I think it’s better to have your personal and work life separate. That way they don’t corrupt each other ‘as quoted by ‘500 days of Summer’ star Zooey Deschanel, makes a hell lot of sense! One question we keep on asking ourselves: ‘Do I work to live or live to work’ and then we go into a dilemma when we try to search a genuine answer to it.
Here are a few tips I follow to maintain balance between the pina and the colada:
1 ) Design a Schedule and stick to it:
Now, I had been doing the infamous graveyard shifts(3 am to 12 noon) for a couple of years in my 1st job. I was almost like a zombie those days! Go to office, come back home and sleep – that’s all I did those maiden years in IT life! The sole cause was that I had no schedule organized for myself. Time, energy and space management is a must for a balance. Be a Disciplined Doer or at least stop being a dawdler!
2) Prioritize – You should be sorted out in your head first. Lack of time is actually lack of priorities! Make a list of all tasks, household as well as professional. When you go to office work upon your prioritized tasks first and then the smaller tasks and do the same when at home. Build up a Management Matrix inside your head as a helpful tool to define personal priorities and the barriers you face in allocating time and energy.
3) Beat Work Overload. Be More Effective. Achieve More.
Simplify your life by learning the art of declining. Don’t accept too many responsibilities and projects. Entrust other people (especially junior colleagues who have comparatively less work) with some of your simple tasks. Delegate both in your professional and personal life. Allowing other people to help you will only increase your downtime which you can then effectively use to satisfy the other part of your life. It can be tempting to rack up hours at work, especially if you’re trying to earn a promotion or manage an ever-increasing workload — or simply keeping your head above water. If you’re spending most of your time working, though, your home life will take a hit.
4 ) Spend Healthy Alone Time
Indulge yourself in exercises that will help in stress release.
Don’t take email to bed. Studies show that keeping smartphones in the bedroom can cause insomnia, which leads to work problems.

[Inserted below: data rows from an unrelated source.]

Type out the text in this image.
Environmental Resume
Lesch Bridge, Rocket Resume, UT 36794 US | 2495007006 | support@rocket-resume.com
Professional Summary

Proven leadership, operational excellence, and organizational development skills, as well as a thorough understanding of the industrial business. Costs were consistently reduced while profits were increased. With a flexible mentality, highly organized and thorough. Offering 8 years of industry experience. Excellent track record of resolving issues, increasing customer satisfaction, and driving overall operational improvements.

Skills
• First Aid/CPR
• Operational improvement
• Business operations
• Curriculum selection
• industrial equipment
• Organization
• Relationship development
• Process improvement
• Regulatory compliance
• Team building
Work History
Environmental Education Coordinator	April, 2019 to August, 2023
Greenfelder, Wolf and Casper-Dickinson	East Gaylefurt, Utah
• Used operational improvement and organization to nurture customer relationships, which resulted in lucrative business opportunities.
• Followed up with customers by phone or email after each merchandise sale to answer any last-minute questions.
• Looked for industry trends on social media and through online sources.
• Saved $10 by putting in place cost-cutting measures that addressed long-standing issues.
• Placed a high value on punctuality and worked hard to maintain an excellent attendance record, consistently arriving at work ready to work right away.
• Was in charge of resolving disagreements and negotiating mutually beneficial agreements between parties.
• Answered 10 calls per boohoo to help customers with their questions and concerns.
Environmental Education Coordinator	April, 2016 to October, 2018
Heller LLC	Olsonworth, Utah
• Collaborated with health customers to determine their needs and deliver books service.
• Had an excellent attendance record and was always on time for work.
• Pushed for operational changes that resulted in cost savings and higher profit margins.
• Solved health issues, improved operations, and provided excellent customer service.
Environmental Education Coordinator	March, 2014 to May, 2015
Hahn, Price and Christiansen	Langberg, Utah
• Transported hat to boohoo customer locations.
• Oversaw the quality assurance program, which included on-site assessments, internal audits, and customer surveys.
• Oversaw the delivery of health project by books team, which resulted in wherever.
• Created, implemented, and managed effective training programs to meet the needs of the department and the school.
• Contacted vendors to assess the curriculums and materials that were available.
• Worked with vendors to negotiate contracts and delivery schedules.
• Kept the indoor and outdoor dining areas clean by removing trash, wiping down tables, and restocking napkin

Take an hour; unplug from the hustle and bustle of life; play guitar or learn salsa or just observe nature from your balcony (follow your deeply hidden passion); sort out your mind peacefully and pamper yourself.

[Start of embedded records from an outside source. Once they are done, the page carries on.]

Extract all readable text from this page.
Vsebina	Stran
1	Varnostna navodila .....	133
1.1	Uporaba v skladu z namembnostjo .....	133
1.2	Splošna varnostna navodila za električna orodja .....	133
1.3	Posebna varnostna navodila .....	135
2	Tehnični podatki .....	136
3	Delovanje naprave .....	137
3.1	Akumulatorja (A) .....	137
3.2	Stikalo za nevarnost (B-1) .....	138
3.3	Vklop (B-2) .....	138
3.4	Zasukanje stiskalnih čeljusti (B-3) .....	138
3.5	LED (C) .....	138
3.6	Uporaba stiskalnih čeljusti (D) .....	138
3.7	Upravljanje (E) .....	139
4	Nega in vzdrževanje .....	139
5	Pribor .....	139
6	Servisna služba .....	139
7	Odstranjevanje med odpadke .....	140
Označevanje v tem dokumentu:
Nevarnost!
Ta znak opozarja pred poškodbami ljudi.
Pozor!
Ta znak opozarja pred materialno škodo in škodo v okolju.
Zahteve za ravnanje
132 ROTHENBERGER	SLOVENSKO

5) Sometimes ‘later’ becomes ‘never’
Try not to keep office work pending. If you have time, do it ‘now’. Nothing adds more anxiety to our lives than having deadlines and commitments that we are having trouble meeting. If you have several projects looming in the future, break them down into smaller projects and make a calendar marking off the completion of these little projects.
6) Take Active Control of Your Finances
Balance comes from financial security at the end of your career. Start the saving process early. Even in the face of daunting debt, you need to start a savings plan for your children’s education and for your retirement.

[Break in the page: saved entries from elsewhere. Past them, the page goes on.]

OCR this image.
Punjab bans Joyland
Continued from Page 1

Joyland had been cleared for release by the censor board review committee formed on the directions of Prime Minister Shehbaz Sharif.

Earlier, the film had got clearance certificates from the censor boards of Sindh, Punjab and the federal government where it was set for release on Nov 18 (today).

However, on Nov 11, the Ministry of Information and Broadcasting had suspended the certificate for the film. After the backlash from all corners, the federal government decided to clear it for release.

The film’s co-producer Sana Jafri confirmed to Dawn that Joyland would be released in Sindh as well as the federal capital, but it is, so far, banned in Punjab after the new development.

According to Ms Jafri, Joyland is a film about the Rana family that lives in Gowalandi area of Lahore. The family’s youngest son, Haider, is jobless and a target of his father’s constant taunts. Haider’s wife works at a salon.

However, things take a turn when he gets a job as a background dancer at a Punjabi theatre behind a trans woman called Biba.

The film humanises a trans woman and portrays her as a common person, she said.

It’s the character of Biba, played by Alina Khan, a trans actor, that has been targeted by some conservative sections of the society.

7) Remember ‘being happy’ does not mean everything is perfect
The best advice to achieve balance is to take your profession seriously, but not yourself. Find ways to inject a little humor into your daily activities for the sake of your own sanity. Today, majority of working class is affected with WWS(Worry Wart Syndrome). Flush out the worries and try to be more sportive. Play with your mind, its ok to be dumb and annoying sometimes, Keep the child inside you active and sprawling!
8) Maintain work ethics while at office
If you want to discuss any personal matter with any of your colleagues, do it outside the office. At work, be professionally involved but emotionally detached. Don’t take criticism to your heart at office; don’t be overly sensitive. Be self-motivated and responsible.
9) Married to your work? Consider the cost
Being workaholic is good but not at the cost of your loved ones. Plan outings or vacations once in a while with your family. The lack of balance between the personal and professional life can cause a burnout, a syndrome that includes emotional exhaustion, depersonalization of relationships, reduced sense of accomplishment (negative self-evaluation), and can be associated with impaired job performance and poor health.